In 1931, for reasons that no one now remembers, RB got the idea that vegetables could be grown on the irrigated land in southern Alberta. The Town of Taber had an empty building and there was severe unemployment so a deal was negotiated whereby RB would supply the machinery and know-how and the town would supply the building and utilities for a cannery. Many of the local farmers were highly amused when the first corn and pea seed was hand sown into the ground but by the 2nd year were eager to grow vegetables for the cannery. In 1933, when the first crop was ready to process, the cannery could not get any women to come in to work on the picking tables. It was soon discovered that they were ashamed to come to town as their clothes were in rags. So the cannery emptied all the sacks of sugar and salt that had been purchased for the brine into wooden containers, had the sacks bleached to remove the printing, and gave the fabric to the women who made themselves dresses and came to work.
Taber Canning Co was soon able to pay for the building and the town had a thriving new industry with the canned peas, corn, pork and beans, and pumpkin distributed across the prairie provinces. By 1938 the Taber plant was unable to meet the production required and plans were made to build a second cannery in Lethbridge. In 1939 the Second World War broke out and food production was included as an essential service. The completion of the building was given high priority and the first peas were processed while the roof of the building was still being put on. The new plant was able to dehydrate vegetables as well as can them and all that production was for the armed forces
As the cannery production increased RB bought farms to integrate production. Eventually there were 5 farms (Western, Crest, Kenny, Green and Fincastle) which totaled almost 6,000 acres. On some of the farms sheep, and later cattle, were fed with the by-products of the vegetable production. As production at the Lethbridge plant increased, the shortage of workers became critical. Local workers decided to go on strike the first day of production. When RB notified C.D. Howe, the Federal Minister of Supplies, of his problem, Mr. Howe immediately arranged for a group of Japanese internees to be moved to Lethbridge to work in the cannery. In response, the Lethbridge City Council passed a by-law forbidding any enemy aliens to enter the city. RB rented a hall on the "north side" of Lethbridge and converted it into housing for the internees, and moved them in. This action brought the mayor, the Chief of Police and the local RCMP Inspector to the cannery to arrest RB for breaking the by-law. RB immediately picked up his "red phone" which had a direct line into C.D. Howe's office, and explained to Mr. Howe that he was about to be jailed. Mr. Howe asked to speak to the RCMP Inspector and told the inspector that he, the mayor and the Chief of Police were to immediately turn themselves in to the local prisoner of war camp for being traitors to their country. They immediately decided to co-operate with RB and the Japanese continued to work at the cannery. Many of these families remain in the city to this day.
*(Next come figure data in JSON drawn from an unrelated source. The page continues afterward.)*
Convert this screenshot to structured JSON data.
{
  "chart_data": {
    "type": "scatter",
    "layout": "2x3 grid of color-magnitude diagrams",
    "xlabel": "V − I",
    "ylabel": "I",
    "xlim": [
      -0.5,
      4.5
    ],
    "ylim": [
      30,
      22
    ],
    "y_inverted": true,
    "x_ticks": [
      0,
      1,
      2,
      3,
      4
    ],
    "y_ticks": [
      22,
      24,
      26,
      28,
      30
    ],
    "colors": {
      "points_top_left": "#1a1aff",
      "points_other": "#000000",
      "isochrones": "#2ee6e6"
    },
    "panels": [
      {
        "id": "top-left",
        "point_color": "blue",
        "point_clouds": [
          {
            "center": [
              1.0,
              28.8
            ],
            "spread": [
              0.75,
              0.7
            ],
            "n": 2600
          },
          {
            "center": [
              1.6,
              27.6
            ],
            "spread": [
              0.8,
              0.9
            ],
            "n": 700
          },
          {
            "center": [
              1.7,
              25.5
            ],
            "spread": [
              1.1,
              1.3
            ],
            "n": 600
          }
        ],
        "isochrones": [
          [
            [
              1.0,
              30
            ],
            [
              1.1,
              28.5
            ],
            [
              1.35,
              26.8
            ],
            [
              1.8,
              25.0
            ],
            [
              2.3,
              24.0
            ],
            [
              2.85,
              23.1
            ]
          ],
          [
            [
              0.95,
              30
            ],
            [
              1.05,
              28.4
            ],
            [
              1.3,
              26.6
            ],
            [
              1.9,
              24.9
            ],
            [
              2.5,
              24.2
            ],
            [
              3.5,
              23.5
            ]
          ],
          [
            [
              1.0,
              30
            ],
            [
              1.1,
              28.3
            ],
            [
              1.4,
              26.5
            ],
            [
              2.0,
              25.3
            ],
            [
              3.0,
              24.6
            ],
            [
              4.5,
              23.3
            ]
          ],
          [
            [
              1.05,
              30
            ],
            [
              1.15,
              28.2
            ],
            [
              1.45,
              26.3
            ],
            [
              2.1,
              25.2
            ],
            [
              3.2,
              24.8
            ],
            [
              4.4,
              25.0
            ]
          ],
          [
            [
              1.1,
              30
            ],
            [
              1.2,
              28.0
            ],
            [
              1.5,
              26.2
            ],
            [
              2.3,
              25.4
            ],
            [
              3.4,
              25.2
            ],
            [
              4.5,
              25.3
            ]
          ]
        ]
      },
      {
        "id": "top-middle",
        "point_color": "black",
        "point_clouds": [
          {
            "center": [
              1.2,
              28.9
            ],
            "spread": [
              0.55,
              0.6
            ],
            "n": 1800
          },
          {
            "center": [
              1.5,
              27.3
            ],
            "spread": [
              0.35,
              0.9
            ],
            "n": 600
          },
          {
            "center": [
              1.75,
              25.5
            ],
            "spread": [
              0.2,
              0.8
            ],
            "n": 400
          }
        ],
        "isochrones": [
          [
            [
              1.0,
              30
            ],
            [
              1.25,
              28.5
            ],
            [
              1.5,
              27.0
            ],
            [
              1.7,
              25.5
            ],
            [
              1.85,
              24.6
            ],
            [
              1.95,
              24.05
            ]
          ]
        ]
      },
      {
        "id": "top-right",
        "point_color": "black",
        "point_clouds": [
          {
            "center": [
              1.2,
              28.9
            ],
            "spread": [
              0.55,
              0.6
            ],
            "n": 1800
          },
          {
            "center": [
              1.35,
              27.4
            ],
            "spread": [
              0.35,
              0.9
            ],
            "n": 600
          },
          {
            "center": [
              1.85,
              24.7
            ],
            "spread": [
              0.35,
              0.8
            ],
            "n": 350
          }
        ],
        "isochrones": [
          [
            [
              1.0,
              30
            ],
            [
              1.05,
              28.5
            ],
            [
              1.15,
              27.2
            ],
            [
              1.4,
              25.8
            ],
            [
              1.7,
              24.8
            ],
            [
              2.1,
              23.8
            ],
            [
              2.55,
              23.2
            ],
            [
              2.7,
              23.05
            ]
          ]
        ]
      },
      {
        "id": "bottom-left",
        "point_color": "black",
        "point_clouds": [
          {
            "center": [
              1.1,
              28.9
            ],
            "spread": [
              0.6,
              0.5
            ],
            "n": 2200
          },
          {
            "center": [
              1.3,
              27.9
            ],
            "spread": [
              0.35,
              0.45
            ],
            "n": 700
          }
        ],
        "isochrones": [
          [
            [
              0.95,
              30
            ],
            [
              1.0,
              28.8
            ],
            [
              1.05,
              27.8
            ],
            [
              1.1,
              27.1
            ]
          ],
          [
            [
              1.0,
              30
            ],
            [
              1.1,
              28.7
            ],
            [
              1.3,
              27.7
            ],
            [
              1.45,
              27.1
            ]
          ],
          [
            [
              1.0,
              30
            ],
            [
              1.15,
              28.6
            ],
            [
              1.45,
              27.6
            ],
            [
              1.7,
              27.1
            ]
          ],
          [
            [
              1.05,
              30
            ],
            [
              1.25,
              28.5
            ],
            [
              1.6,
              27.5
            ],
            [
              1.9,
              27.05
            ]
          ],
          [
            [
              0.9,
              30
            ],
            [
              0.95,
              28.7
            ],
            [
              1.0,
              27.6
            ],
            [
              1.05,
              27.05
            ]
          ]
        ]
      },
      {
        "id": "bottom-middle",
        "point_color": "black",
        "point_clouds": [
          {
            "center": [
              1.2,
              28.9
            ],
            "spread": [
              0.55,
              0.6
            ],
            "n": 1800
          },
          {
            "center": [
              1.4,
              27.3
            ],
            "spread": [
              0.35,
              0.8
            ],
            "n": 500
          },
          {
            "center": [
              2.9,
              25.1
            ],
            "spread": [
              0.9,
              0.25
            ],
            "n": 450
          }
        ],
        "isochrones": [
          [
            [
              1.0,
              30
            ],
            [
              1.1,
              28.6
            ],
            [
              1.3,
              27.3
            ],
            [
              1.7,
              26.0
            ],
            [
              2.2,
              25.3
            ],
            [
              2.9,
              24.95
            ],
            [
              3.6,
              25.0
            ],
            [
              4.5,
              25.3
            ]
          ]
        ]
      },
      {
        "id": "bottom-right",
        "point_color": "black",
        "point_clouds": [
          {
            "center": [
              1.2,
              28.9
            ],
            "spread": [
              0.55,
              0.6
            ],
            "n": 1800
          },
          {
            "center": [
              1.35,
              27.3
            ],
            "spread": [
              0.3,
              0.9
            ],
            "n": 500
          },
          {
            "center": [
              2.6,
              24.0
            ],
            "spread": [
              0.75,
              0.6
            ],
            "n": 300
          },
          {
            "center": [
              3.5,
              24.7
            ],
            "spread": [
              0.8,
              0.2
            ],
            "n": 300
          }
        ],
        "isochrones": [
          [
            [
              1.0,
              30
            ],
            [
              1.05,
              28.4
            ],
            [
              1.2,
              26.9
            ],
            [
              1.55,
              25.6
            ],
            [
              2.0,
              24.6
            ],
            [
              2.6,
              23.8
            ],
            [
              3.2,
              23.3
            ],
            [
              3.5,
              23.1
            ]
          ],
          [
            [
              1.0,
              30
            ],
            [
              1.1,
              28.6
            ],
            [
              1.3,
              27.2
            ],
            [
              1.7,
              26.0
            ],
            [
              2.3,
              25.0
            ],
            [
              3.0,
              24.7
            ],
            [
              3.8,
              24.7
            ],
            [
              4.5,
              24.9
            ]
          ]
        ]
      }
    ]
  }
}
After the war ended in 1945 the dehydrating section of the plant became a sharp freezing plant for vegetables. These were sold to customers such as Birds Eye Foods and from 1946-1955 it was the largest sharp-freezer in Canada.
In 1956 RB died of a stroke and the business was turned over to his son Stanley.
Transcribed and footnoted by: Faye West
(1) RB's mother's name was Alice.
(2) Lines to 11th century have been disproved. Earliest known ancestors are 16th century in England.
(3) More likely only a few months. He was in Washington in June 1900; the fire that destroyed his business in Atlin was probably in August 1900.